Through time and across countries, history has shown that there is a symbiotic relationship between those who have wealth and those who have political power, and that the type of deal they have between them determines the ruling order.  That ruling order continues until the rulers are overthrown by others who grab the wealth and power for themselves.

     Wealth and power are mutually supportive.

-Ray Dalio, Principles for Dealing with The Changing World Order:  Why Nations Succeed and Fail


On human nature and history..........

 

     We cannot prevent insatiable desires from springing up in the heart of man.

     We cannot arrange things so that no work is required for these desires to be satisfied.

     We cannot avoid the fact that man's reluctance to work is as strong as his desire to have his needs satisfied.

     We cannot prevent the fact that, as a result of this state of affairs, there is a constant effort by men to increase their share of enjoyment while each of them tries by force or by fraud to throw the burden of labor onto the shoulders of his fellows.

     It is not up to us to wipe out universal history, to stifle the voice of the past that attests that things have been like this from the outset.  We cannot deny that war, slavery, serfdom, theocracy, abuse by government, privileges, frauds of all kinds, and monopolies have been the incontrovertible and terrible manifestations of these two sentiments that ar4e intertwined in the hearts of men:  attraction to pleasure, avoidance of pain.

     "By the sweat of thy brow shalt thou eat bread."  But everyone wants as much bread and as little sweat as possible.  This is the conclusion of history.

-Frédéric Bastiat, Economic Sophisms, Second Series, 1847ish


Monday, September 22, 2025

paying it forward...............

 

At every turn, there were people who saw potential in me and invested in my future.

     These blessings weren't just gifts—they came with a responsibility.  I knew I could never directly repay those who had helped me, but I could honor their generosity by paying it forward, by lifting others up and bringing them along the way, just as so many had done for me.

-George Raveling, What You're Made For



Ultimately.....................

 

Life ultimately means taking the responsibility to find the right answer to its problems and to fulfill the tasks which it constantly sets for each individual.  These tasks, and therefore the meaning of live, differ from man to man, and from moment to moment.

-Viktor Frankl


Sunday, September 21, 2025

still hard..............

 

Avoiding stupidity is easier than seeking brilliance.

-Shane Parrish, from this edition


On Social Security................

 

Ben Carlson takes an interesting look (with lots of charts and graphs) at us older Americans and our real estate, stock portfolios, and social security checks.

However, it’s crucial to recognize that Social Security remains a vital financial asset for a large number of Americans.

I hope we don’t screw it up someday.


Ed. Note:  Started getting Social Security checks at age 62.5.  As checks go, they are not very large.  Was only a W-2 employee for a handful of years.  By my Sweetie's calculation, if I live past 80, my net will be less than if I had waited longer to start collecting.  But, at age 62.5, we still had kids in college.  However meager the checks were, they came in handy then—the time value of money counts.
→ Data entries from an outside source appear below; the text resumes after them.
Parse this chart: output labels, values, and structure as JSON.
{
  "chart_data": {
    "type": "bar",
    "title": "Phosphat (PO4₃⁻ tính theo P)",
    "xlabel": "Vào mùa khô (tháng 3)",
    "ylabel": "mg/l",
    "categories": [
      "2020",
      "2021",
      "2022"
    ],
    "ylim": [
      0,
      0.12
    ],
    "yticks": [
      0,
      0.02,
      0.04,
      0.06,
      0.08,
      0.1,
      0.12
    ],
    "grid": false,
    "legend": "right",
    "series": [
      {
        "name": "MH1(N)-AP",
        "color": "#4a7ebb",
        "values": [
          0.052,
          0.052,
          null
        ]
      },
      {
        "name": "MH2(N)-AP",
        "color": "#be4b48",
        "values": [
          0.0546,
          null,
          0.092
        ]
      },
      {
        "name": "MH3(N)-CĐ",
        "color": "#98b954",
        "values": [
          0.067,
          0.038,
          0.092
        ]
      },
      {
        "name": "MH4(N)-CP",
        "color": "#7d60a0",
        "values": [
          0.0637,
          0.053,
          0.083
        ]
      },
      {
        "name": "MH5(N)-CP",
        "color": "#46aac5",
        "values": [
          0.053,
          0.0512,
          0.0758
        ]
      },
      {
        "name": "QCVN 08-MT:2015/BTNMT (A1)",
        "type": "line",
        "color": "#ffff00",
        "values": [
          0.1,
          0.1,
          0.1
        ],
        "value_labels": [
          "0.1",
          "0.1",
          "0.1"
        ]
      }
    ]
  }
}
It's simple, really...................

 

Experience tends to confirm a long-held notion that being prepared, on a few occasions in a lifetime, to act promptly in scale, in doing some simple and logical thing, will often dramatically improve the financial results of that lifetime.  A few major opportunities, clearly recognizable as such, will usually come to one who continuously searches and waits, with a curious mind that loves diagnosis involving multiple variables.  And then all that is required is a willingness to bet heavily when the odds are extremely favorable, using resources available as a result of prudence and patience in the past.

-Charlie Munger


curious..................

 

I was born curious.  If that doesn't work for you, figure out your own damn system.

-Charlie Munger


And the hard work...................

 

....................to go with that look:

Declining conversation skills, attention spans, courage, and patience are four areas that deserve a hard look.